Wunder erzählt von Auggie, einem 10-jährigen Jungen mit Gesichtsfehlbildungen, der kein normales Kind sein darf, sondern von Drehbuch und Regie dazu verdonnert wird, jeden um sich herum zu einem besseren Menschen zu machen - den zunächst nicht ganz so besten Freund toleranter, den von reichen Eltern abhängigen Schulleiter durchsetzungsfähiger, die ihn verleugnende ältere Schwester aufrichtiger. Am Ende versichert Mutti Julia Roberts, dass Auggie ein Wunder sei.
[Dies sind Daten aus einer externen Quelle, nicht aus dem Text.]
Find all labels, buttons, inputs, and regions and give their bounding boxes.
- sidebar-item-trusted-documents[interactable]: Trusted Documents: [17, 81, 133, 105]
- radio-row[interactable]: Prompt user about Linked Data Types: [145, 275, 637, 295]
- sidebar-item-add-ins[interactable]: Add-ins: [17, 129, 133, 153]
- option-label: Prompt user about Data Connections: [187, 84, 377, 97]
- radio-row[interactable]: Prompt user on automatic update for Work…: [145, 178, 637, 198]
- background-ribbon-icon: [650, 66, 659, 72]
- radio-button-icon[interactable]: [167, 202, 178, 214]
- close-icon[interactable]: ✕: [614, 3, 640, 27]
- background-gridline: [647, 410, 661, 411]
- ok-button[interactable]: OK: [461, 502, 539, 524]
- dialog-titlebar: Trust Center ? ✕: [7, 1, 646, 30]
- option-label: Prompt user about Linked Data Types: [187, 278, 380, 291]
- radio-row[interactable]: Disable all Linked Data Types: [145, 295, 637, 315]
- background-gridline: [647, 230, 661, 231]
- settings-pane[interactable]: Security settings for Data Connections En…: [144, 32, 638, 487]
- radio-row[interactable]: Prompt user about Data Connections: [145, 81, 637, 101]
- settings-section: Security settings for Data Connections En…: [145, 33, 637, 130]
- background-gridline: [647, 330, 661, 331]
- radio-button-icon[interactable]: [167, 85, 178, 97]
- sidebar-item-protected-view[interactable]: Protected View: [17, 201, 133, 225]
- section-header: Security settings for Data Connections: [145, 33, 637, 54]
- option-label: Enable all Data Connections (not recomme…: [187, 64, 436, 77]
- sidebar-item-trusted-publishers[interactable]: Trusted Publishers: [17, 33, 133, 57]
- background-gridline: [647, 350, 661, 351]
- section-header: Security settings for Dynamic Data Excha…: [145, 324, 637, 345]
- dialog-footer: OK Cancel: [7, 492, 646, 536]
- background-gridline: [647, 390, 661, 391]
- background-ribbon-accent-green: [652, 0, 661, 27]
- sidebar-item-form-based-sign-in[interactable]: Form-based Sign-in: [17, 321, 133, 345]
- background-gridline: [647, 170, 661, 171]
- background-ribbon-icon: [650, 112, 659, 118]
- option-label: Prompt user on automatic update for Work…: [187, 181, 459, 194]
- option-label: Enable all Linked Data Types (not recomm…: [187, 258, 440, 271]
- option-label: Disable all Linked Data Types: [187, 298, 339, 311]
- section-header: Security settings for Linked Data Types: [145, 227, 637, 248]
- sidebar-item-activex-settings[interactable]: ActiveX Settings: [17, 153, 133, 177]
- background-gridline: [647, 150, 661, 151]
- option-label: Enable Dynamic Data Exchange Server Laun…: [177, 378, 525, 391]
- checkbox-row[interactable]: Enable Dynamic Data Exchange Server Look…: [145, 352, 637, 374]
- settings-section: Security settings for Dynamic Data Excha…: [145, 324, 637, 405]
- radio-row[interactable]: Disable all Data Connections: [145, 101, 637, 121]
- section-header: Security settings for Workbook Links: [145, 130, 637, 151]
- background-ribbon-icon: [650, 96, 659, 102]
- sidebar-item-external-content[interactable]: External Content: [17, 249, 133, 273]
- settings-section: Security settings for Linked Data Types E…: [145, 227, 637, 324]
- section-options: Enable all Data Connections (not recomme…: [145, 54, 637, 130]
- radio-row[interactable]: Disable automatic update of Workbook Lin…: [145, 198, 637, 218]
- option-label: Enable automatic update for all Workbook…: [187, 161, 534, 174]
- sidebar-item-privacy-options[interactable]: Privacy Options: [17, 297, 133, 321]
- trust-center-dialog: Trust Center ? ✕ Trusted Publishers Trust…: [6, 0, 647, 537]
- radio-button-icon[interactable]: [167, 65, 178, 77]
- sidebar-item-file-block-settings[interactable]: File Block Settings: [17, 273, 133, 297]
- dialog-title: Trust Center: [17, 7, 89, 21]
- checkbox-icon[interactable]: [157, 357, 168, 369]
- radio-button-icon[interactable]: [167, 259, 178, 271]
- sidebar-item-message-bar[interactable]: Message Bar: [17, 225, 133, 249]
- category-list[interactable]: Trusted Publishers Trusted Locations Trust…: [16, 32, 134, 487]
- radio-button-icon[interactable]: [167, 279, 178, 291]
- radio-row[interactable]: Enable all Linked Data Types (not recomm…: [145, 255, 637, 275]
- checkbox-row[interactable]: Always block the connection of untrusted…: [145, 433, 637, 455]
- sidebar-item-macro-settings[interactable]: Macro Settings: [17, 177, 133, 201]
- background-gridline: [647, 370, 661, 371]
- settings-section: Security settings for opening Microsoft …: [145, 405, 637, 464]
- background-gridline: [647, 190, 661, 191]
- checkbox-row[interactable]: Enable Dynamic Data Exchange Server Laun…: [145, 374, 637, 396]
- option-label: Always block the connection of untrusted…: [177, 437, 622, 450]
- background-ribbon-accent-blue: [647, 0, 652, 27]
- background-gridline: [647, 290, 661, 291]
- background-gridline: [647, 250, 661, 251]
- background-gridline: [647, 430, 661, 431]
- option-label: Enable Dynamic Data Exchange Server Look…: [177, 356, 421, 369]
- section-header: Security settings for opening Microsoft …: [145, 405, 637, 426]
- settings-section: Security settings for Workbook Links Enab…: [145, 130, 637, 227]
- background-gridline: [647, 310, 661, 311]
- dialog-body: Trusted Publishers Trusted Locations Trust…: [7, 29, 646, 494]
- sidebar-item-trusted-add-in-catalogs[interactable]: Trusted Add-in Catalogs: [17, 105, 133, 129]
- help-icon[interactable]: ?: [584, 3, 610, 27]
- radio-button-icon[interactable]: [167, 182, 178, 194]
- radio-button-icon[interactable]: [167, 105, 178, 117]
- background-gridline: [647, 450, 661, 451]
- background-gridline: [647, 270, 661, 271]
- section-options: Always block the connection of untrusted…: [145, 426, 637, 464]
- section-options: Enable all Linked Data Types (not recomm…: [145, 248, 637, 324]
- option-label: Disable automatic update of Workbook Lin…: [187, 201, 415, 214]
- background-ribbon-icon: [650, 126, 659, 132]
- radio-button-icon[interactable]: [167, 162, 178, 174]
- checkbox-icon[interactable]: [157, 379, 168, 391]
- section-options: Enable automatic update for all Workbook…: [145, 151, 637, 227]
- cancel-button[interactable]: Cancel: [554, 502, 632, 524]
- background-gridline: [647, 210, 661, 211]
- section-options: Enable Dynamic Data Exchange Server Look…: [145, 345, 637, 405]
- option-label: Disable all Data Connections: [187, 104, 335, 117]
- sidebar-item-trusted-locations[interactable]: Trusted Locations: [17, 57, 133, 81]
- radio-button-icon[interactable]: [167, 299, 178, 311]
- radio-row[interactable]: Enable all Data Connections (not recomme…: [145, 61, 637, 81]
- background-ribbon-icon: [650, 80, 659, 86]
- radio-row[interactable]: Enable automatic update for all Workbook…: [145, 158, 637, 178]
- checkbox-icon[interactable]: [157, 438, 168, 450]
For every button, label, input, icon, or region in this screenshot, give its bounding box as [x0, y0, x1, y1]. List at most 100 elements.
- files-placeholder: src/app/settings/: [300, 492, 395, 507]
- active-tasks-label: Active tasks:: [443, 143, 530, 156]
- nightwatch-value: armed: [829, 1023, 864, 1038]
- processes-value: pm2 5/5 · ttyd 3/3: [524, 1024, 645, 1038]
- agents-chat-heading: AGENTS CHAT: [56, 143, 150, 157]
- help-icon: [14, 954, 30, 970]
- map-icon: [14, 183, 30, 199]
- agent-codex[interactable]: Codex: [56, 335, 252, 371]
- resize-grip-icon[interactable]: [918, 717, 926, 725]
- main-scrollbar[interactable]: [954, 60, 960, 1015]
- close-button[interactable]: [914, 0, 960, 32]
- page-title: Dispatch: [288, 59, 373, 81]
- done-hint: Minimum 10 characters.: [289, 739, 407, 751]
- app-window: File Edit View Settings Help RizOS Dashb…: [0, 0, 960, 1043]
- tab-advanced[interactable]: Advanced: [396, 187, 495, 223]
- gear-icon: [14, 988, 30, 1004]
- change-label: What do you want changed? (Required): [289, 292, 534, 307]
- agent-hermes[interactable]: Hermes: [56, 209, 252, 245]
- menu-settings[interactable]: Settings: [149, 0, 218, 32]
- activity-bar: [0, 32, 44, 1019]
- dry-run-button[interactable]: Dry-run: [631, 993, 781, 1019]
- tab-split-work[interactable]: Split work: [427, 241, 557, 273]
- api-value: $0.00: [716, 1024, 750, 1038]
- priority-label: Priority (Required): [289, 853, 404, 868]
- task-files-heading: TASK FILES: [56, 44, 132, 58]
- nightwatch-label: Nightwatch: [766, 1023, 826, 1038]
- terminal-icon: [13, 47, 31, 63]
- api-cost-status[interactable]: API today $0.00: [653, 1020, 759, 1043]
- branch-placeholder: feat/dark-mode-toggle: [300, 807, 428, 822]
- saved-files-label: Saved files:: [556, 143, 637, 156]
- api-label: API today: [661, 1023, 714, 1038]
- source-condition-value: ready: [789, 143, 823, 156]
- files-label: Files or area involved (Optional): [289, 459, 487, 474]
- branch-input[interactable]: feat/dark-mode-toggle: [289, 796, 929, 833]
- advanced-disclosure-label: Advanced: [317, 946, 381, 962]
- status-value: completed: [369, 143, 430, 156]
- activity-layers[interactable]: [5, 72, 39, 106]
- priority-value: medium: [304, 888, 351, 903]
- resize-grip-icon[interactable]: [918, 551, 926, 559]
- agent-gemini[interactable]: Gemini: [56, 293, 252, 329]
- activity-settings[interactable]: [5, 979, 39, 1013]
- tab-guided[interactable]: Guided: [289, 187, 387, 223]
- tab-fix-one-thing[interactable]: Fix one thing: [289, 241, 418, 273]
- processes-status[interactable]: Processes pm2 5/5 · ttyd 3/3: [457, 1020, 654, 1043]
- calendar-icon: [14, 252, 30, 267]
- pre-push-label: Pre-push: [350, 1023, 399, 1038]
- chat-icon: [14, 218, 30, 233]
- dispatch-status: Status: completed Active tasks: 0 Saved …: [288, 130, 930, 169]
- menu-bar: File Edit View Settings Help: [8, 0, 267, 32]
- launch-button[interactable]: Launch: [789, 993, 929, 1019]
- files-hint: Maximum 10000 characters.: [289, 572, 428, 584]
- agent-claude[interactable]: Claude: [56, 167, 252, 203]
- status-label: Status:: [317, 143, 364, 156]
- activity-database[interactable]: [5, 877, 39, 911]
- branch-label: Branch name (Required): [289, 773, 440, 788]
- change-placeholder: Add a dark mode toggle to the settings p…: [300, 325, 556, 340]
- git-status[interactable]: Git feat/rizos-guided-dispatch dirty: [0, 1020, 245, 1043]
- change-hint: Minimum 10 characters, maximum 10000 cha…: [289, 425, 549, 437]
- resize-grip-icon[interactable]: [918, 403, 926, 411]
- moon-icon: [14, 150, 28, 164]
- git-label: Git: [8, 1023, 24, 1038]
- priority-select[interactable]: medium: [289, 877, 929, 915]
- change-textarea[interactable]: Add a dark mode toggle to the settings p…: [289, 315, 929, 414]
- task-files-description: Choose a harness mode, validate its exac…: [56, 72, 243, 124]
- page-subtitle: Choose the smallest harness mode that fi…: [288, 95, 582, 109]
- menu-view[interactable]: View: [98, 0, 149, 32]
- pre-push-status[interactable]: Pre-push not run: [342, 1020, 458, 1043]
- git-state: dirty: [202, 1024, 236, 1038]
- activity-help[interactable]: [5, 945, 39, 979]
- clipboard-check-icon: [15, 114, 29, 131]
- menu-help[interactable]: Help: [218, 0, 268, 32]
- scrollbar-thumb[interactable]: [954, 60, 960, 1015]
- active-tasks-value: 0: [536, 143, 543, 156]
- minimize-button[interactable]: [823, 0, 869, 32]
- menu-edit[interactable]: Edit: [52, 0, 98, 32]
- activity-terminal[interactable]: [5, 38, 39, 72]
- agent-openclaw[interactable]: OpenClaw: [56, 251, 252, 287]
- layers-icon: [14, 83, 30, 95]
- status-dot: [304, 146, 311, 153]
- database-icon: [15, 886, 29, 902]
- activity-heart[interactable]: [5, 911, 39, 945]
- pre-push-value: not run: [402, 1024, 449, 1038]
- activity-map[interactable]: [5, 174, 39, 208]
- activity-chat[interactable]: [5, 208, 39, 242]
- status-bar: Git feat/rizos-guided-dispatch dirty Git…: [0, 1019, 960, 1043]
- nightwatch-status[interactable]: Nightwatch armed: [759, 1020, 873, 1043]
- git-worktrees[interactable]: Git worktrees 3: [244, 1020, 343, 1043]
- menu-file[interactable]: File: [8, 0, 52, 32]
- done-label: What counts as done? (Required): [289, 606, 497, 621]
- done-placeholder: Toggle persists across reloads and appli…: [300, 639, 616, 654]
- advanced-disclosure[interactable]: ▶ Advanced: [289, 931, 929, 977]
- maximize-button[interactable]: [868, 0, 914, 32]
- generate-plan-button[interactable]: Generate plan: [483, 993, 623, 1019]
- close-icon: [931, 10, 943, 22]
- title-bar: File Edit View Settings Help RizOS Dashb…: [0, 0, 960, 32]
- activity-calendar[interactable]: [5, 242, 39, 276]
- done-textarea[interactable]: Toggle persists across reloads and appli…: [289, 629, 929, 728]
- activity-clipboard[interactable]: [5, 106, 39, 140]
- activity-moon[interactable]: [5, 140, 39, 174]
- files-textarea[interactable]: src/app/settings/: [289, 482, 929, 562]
Und wer sich da noch nicht übergeben hat, zückt gerührt die Taschentücher.

Wunder

Platz 1: Three Billboards Outside Ebbing, Missouri

Ungeachtet aller ideologiekritischen Einwände, die sich am Plot und seiner Inszenierung, an den Figuren und ihrer Haltung, an der Sprache und deren Handhabung vielleicht unterschiedlich nachweisen lassen und deshalb schlicht Auslegungssache sind, kann eines ganz sicher gesagt werden: Three Billboards Outside Ebbing, Missouri ist ein hervorstechend schlecht gemachter und auf idiotische Weise rührseliger Film. Schlecht gemacht nämlich, weil alles an ihm vor Funktionalität quietscht, seine Scharnierfiguren zum Beispiel, die weder reden noch handeln wie Menschen, sondern stets nur den nächsten Witz vorbereiten.

Auf idiotische Weise rührselig ist der Film wiederum, weil er einfältige Drehbuchmanöver nutzt, um Kompliziertes möglichst unkompliziert, vor allem jedoch emotional erscheinen zu lassen. Tatsächlich muss hier eine Figur allein deshalb sterben, damit sie einer anderen Figur mittels Voice-Over aus dem Jenseits zur Läuterung verhilft. Sogar ABBA werden dafür missbraucht. Und die sinnloseste Plansequenz des Jahres gibt es obendrauf. In den 1990er Jahren zählten vermeintliche Kultfilme wie dieser zum Schlimmsten, was das Kino zu bieten hatte. Vermutlich muss jede nachfolgende Generation das aufs Neue lernen.